David Fuller, FullCon president, says the company works with the client’s 3D models and has yet to come across a format it can’t convert. The Rex hospital model was created in Autodesk Revit and rendered as an Autodesk Maya file; but marine architects who are starting to use the service design with Rhino, a free-form modeler for Windows and Macs sold by Robert McNeel & Associates, whose file format FullCon also can work with.
Fuller estimates Rex’s virtual experience cost about $4,500. He says the cost depends on the number of models, file size and the amount of time the client spends in the cube. He says Rex brought in about 30 people over a five-hour period, increasing the cost beyond the typical session rate of $1,200 to $1,800.

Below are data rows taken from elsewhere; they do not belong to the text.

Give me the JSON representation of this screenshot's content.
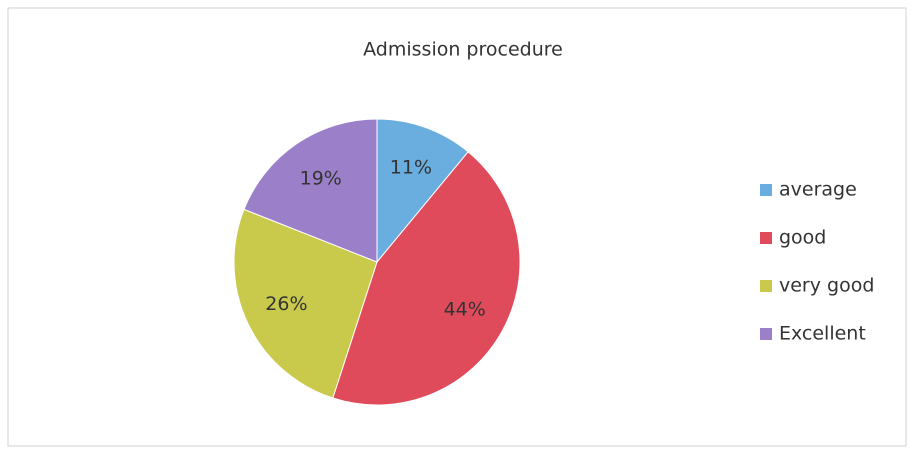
{
  "chart_data": {
    "type": "pie",
    "title": "Admission procedure",
    "categories": [
      "average",
      "good",
      "very good",
      "Excellent"
    ],
    "values": [
      11,
      44,
      26,
      19
    ],
    "value_labels": [
      "11%",
      "44%",
      "26%",
      "19%"
    ],
    "colors": [
      "#6aaee0",
      "#e04b5c",
      "#c9c94b",
      "#9b80c9"
    ],
    "legend": "right"
  }
}
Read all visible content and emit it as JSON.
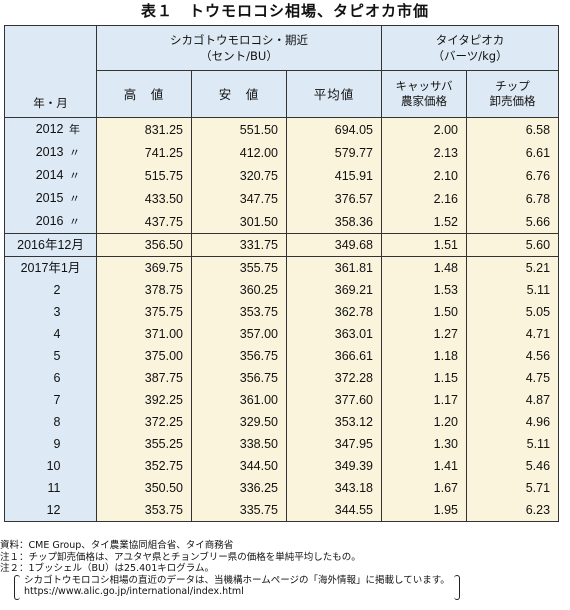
{
  "title": "表１　トウモロコシ相場、タピオカ市価",
  "header": {
    "year_month": "年・月",
    "chicago": "シカゴトウモロコシ・期近",
    "chicago_unit": "（セント/BU）",
    "thai": "タイタピオカ",
    "thai_unit": "（バーツ/kg）",
    "high": "高　値",
    "low": "安　値",
    "avg": "平均値",
    "cassava_1": "キャッサバ",
    "cassava_2": "農家価格",
    "chip_1": "チップ",
    "chip_2": "卸売価格"
  },
  "rows_annual": [
    {
      "label": "2012",
      "suffix": "年",
      "high": "831.25",
      "low": "551.50",
      "avg": "694.05",
      "cassava": "2.00",
      "chip": "6.58"
    },
    {
      "label": "2013",
      "suffix": "〃",
      "high": "741.25",
      "low": "412.00",
      "avg": "579.77",
      "cassava": "2.13",
      "chip": "6.61"
    },
    {
      "label": "2014",
      "suffix": "〃",
      "high": "515.75",
      "low": "320.75",
      "avg": "415.91",
      "cassava": "2.10",
      "chip": "6.76"
    },
    {
      "label": "2015",
      "suffix": "〃",
      "high": "433.50",
      "low": "347.75",
      "avg": "376.57",
      "cassava": "2.16",
      "chip": "6.78"
    },
    {
      "label": "2016",
      "suffix": "〃",
      "high": "437.75",
      "low": "301.50",
      "avg": "358.36",
      "cassava": "1.52",
      "chip": "5.66"
    }
  ],
  "row_dec2016": {
    "label": "2016年12月",
    "high": "356.50",
    "low": "331.75",
    "avg": "349.68",
    "cassava": "1.51",
    "chip": "5.60"
  },
  "rows_monthly": [
    {
      "label": "2017年1月",
      "high": "369.75",
      "low": "355.75",
      "avg": "361.81",
      "cassava": "1.48",
      "chip": "5.21"
    },
    {
      "label": "2",
      "high": "378.75",
      "low": "360.25",
      "avg": "369.21",
      "cassava": "1.53",
      "chip": "5.11"
    },
    {
      "label": "3",
      "high": "375.75",
      "low": "353.75",
      "avg": "362.78",
      "cassava": "1.50",
      "chip": "5.05"
    },
    {
      "label": "4",
      "high": "371.00",
      "low": "357.00",
      "avg": "363.01",
      "cassava": "1.27",
      "chip": "4.71"
    },
    {
      "label": "5",
      "high": "375.00",
      "low": "356.75",
      "avg": "366.61",
      "cassava": "1.18",
      "chip": "4.56"
    },
    {
      "label": "6",
      "high": "387.75",
      "low": "356.75",
      "avg": "372.28",
      "cassava": "1.15",
      "chip": "4.75"
    },
    {
      "label": "7",
      "high": "392.25",
      "low": "361.00",
      "avg": "377.60",
      "cassava": "1.17",
      "chip": "4.87"
    },
    {
      "label": "8",
      "high": "372.25",
      "low": "329.50",
      "avg": "353.12",
      "cassava": "1.20",
      "chip": "4.96"
    },
    {
      "label": "9",
      "high": "355.25",
      "low": "338.50",
      "avg": "347.95",
      "cassava": "1.30",
      "chip": "5.11"
    },
    {
      "label": "10",
      "high": "352.75",
      "low": "344.50",
      "avg": "349.39",
      "cassava": "1.41",
      "chip": "5.46"
    },
    {
      "label": "11",
      "high": "350.50",
      "low": "336.25",
      "avg": "343.18",
      "cassava": "1.67",
      "chip": "5.71"
    },
    {
      "label": "12",
      "high": "353.75",
      "low": "335.75",
      "avg": "344.55",
      "cassava": "1.95",
      "chip": "6.23"
    }
  ],
  "notes": {
    "source": "資料：CME Group、タイ農業協同組合省、タイ商務省",
    "note1": "注１：チップ卸売価格は、アユタヤ県とチョンブリー県の価格を単純平均したもの。",
    "note2": "注２：1ブッシェル（BU）は25.401キログラム。",
    "ref1": "シカゴトウモロコシ相場の直近のデータは、当機構ホームページの「海外情報」に掲載しています。",
    "ref2": "https://www.alic.go.jp/international/index.html"
  }
}
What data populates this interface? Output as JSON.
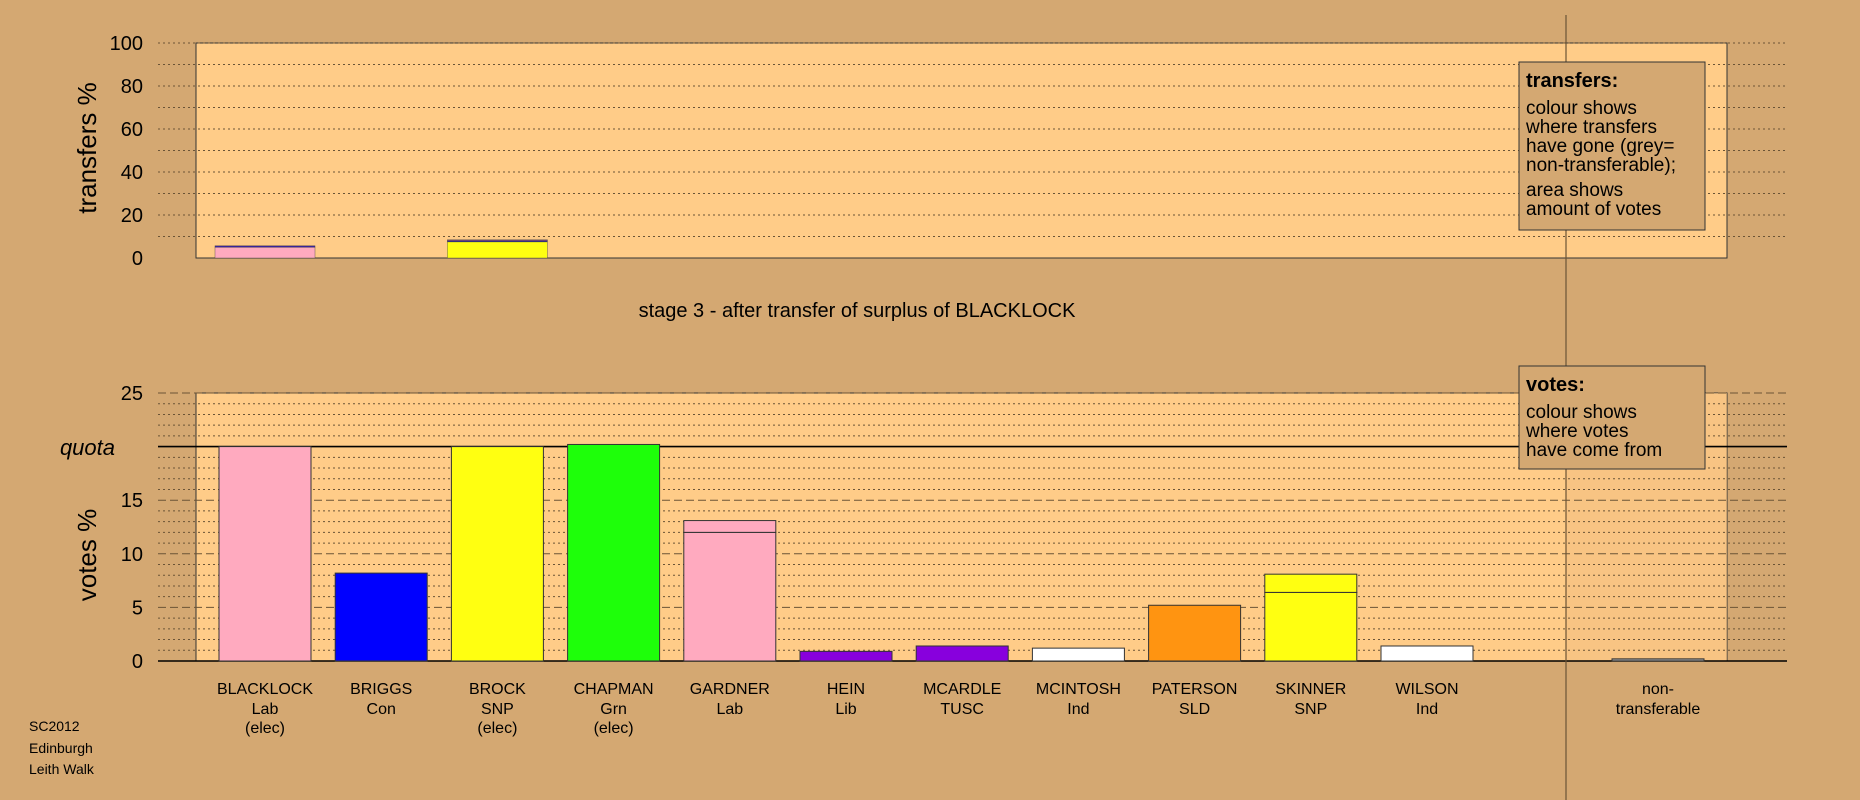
{
  "colors": {
    "background": "#D4A872",
    "plot_bg": "#FFCC88",
    "Lab": "#FFAABF",
    "Con": "#0000FF",
    "SNP": "#FFFF11",
    "Grn": "#1EFF0A",
    "Lib": "#8800DD",
    "TUSC": "#8800DD",
    "Ind": "#FFFFFF",
    "SLD": "#FF9411",
    "NT": "#999999"
  },
  "chart_data": [
    {
      "type": "bar",
      "stacked": true,
      "ylabel": "transfers %",
      "ylim": [
        0,
        100
      ],
      "yticks": [
        "0",
        "20",
        "40",
        "60",
        "80",
        "100"
      ],
      "grid": true,
      "bars": [
        {
          "candidate": "BLACKLOCK",
          "segments": [
            {
              "party": "Lab",
              "value": 5.0
            },
            {
              "party": "Con",
              "value": 0.4
            },
            {
              "party": "Lib",
              "value": 0.3
            }
          ]
        },
        {
          "candidate": "BROCK",
          "segments": [
            {
              "party": "SNP",
              "value": 7.5
            },
            {
              "party": "Con",
              "value": 0.4
            },
            {
              "party": "Lib",
              "value": 0.3
            },
            {
              "party": "Lab",
              "value": 0.3
            }
          ]
        }
      ],
      "legend": {
        "position": "top-right",
        "title": "transfers:",
        "lines1": [
          "colour shows",
          "where transfers",
          "have gone (grey=",
          "non-transferable);"
        ],
        "lines2": [
          "area shows",
          "amount of votes"
        ]
      }
    },
    {
      "type": "bar",
      "stacked": true,
      "title": "stage 3 - after transfer of surplus of BLACKLOCK",
      "ylabel": "votes %",
      "ylim": [
        0,
        25
      ],
      "yticks": [
        "0",
        "5",
        "10",
        "15",
        "20",
        "25"
      ],
      "quota_label": "quota",
      "quota": 20,
      "grid": true,
      "categories": [
        {
          "name": "BLACKLOCK",
          "party": "Lab",
          "note": "(elec)"
        },
        {
          "name": "BRIGGS",
          "party": "Con",
          "note": ""
        },
        {
          "name": "BROCK",
          "party": "SNP",
          "note": "(elec)"
        },
        {
          "name": "CHAPMAN",
          "party": "Grn",
          "note": "(elec)"
        },
        {
          "name": "GARDNER",
          "party": "Lab",
          "note": ""
        },
        {
          "name": "HEIN",
          "party": "Lib",
          "note": ""
        },
        {
          "name": "MCARDLE",
          "party": "TUSC",
          "note": ""
        },
        {
          "name": "MCINTOSH",
          "party": "Ind",
          "note": ""
        },
        {
          "name": "PATERSON",
          "party": "SLD",
          "note": ""
        },
        {
          "name": "SKINNER",
          "party": "SNP",
          "note": ""
        },
        {
          "name": "WILSON",
          "party": "Ind",
          "note": ""
        }
      ],
      "nontransferable": {
        "label": [
          "non-",
          "transferable"
        ],
        "value": 0.2
      },
      "bars": [
        [
          {
            "party": "Lab",
            "value": 20.0
          }
        ],
        [
          {
            "party": "Con",
            "value": 8.2
          }
        ],
        [
          {
            "party": "SNP",
            "value": 20.0
          }
        ],
        [
          {
            "party": "Grn",
            "value": 20.2
          }
        ],
        [
          {
            "party": "Lab",
            "value": 12.0
          },
          {
            "party": "Lab",
            "value": 1.1
          }
        ],
        [
          {
            "party": "Lib",
            "value": 0.9
          }
        ],
        [
          {
            "party": "TUSC",
            "value": 1.4
          }
        ],
        [
          {
            "party": "Ind",
            "value": 1.2
          }
        ],
        [
          {
            "party": "SLD",
            "value": 5.2
          }
        ],
        [
          {
            "party": "SNP",
            "value": 6.4
          },
          {
            "party": "SNP",
            "value": 1.7
          }
        ],
        [
          {
            "party": "Ind",
            "value": 1.4
          }
        ]
      ],
      "legend": {
        "position": "top-right",
        "title": "votes:",
        "lines1": [
          "colour shows",
          "where votes",
          "have come from"
        ]
      }
    }
  ],
  "footer": {
    "lines": [
      "SC2012",
      "Edinburgh",
      "Leith Walk"
    ]
  }
}
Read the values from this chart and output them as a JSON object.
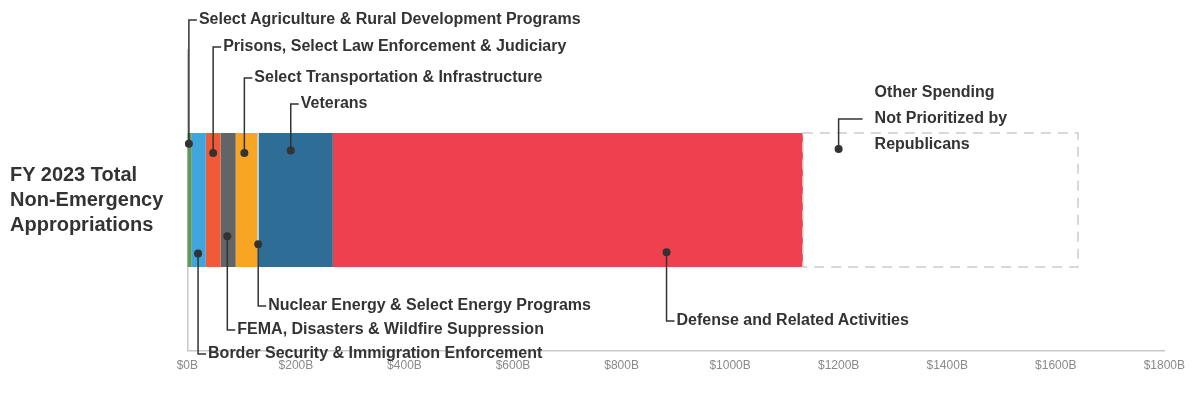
{
  "chart_data": {
    "type": "bar",
    "orientation": "horizontal",
    "stacked": true,
    "legend": false,
    "grid": false,
    "categories": [
      "FY 2023 Total Non-Emergency Appropriations"
    ],
    "xlim": [
      0,
      1800
    ],
    "xticks": [
      {
        "value": 0,
        "label": "$0B"
      },
      {
        "value": 200,
        "label": "$200B"
      },
      {
        "value": 400,
        "label": "$400B"
      },
      {
        "value": 600,
        "label": "$600B"
      },
      {
        "value": 800,
        "label": "$800B"
      },
      {
        "value": 1000,
        "label": "$1000B"
      },
      {
        "value": 1200,
        "label": "$1200B"
      },
      {
        "value": 1400,
        "label": "$1400B"
      },
      {
        "value": 1600,
        "label": "$1600B"
      },
      {
        "value": 1800,
        "label": "$1800B"
      }
    ],
    "series": [
      {
        "name": "Select Agriculture & Rural Development Programs",
        "color": "#5a9a5e",
        "values": [
          8
        ]
      },
      {
        "name": "Border Security & Immigration Enforcement",
        "color": "#41a5dd",
        "values": [
          26
        ]
      },
      {
        "name": "Prisons, Select Law Enforcement & Judiciary",
        "color": "#f05a38",
        "values": [
          27
        ]
      },
      {
        "name": "FEMA, Disasters & Wildfire Suppression",
        "color": "#636466",
        "values": [
          28
        ]
      },
      {
        "name": "Select Transportation & Infrastructure",
        "color": "#f8a523",
        "values": [
          40
        ]
      },
      {
        "name": "Nuclear Energy & Select Energy Programs",
        "color": "#a9d4e6",
        "values": [
          3
        ]
      },
      {
        "name": "Veterans",
        "color": "#2d6d96",
        "values": [
          136
        ]
      },
      {
        "name": "Defense and Related Activities",
        "color": "#ef404f",
        "values": [
          866
        ]
      },
      {
        "name": "Other Spending Not Prioritized by Republicans",
        "color": "#cccccc",
        "line_style": "dashed",
        "values": [
          507
        ]
      }
    ]
  }
}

Lefteris, as the owner’s representative, says he thinks the money is well spent because fixing things early on a $200-million project for the $4,500 cost will be less expensive in the end.
Fuller says that, while the technology has been around awhile, he believes he is the first to commercialize it for construction by offering access to full-scale, six-sided virtual reality in a 10-ft cubic display. “It’s new to our industry,” he says.
BBH’s King says Rex stakeholders asked for a few “tweaks” to some dimensions and divided their time between the simulator and meetings with BBH architects in an adjacent room to discuss changes.
Rex Healthcare expects Skanska USA Building, New York City, will begin construction on the central energy plant this year and on the cancer hospital expansion in spring 2011, which is scheduled to open in 2014.